From missing GDPR webhooks to incorrect OAuth scopes — the Shopify review team has seen it all. Here's what to fix before you submit.
App review rejections are rarely about one big flaw. They are usually a stack of small trust and compliance misses. We have made those mistakes ourselves, and each rejection taught us what the review team checks first.
1) Incomplete OAuth scope justification If you request broad scopes without clear product need, review slows down or fails. Scope requests must map directly to visible app functionality.
2) Missing mandatory webhooks For public apps, required compliance webhooks are non-negotiable. GDPR endpoints and data lifecycle handling must be implemented and testable.
3) Weak uninstall cleanup Reviewers expect clean uninstall behavior. Orphaned jobs, stale tokens, and uncleared merchant data are red flags.
4) Broken embedded app UX Apps that do not behave correctly inside Shopify Admin (loading states, navigation consistency, responsive layout) are frequently flagged even when backend logic works.
5) Vague billing communication Merchants must understand pricing and billing trigger points before they approve charges.
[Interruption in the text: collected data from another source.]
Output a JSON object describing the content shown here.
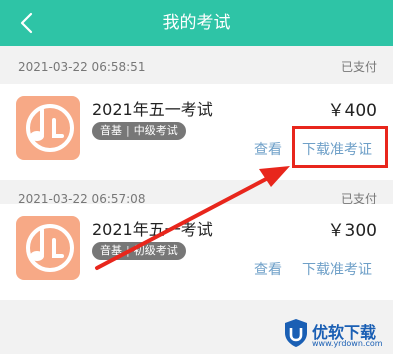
{
  "header": {
    "title": "我的考试"
  },
  "orders": [
    {
      "time": "2021-03-22 06:58:51",
      "status": "已支付",
      "name": "2021年五一考试",
      "tag1": "音基",
      "tag2": "中级考试",
      "price": "￥400",
      "view_label": "查看",
      "download_label": "下载准考证"
    },
    {
      "time": "2021-03-22 06:57:08",
      "status": "已支付",
      "name": "2021年五一考试",
      "tag1": "音基",
      "tag2": "初级考试",
      "price": "￥300",
      "view_label": "查看",
      "download_label": "下载准考证"
    }
  ],
  "watermark": {
    "brand": "优软下载",
    "url": "www.yrdown.com"
  },
  "colors": {
    "header": "#2ec4a6",
    "link": "#6fa0c8",
    "highlight": "#e8261c",
    "thumb": "#f7a986"
  }
}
Ambiguity creates trust issues and review friction.
6) Security posture not documented If data handling, access controls, and incident response are unclear, expect follow-up questions. Security documentation should exist before submission, not after rejection.
7) Thin testing around edge cases Happy-path demos are not enough. Review teams evaluate reliability expectations: - Permission errors - Missing data - Network failure handling - Merchant reauthorization flows
Pre-submit checklist we now follow - Scope-to-feature mapping documented - Required webhooks implemented and tested - Embedded UX validated on common admin viewport sizes - Billing copy reviewed by non-engineers for clarity - Uninstall and data-retention behavior verified - App listing copy aligned with actual feature set - Support and contact flows tested from inside the app
Submission strategy that reduces delays Treat submission like release engineering. Freeze feature changes during review, assign one owner for reviewer responses, and answer reviewer feedback with short reproducible proof (screenshots, steps, test account notes).
Fast, precise reviewer responses can turn a potentially long review cycle into a manageable one.
If you build your app with review constraints in mind from day one, approval becomes a process milestone, not a roulette spin.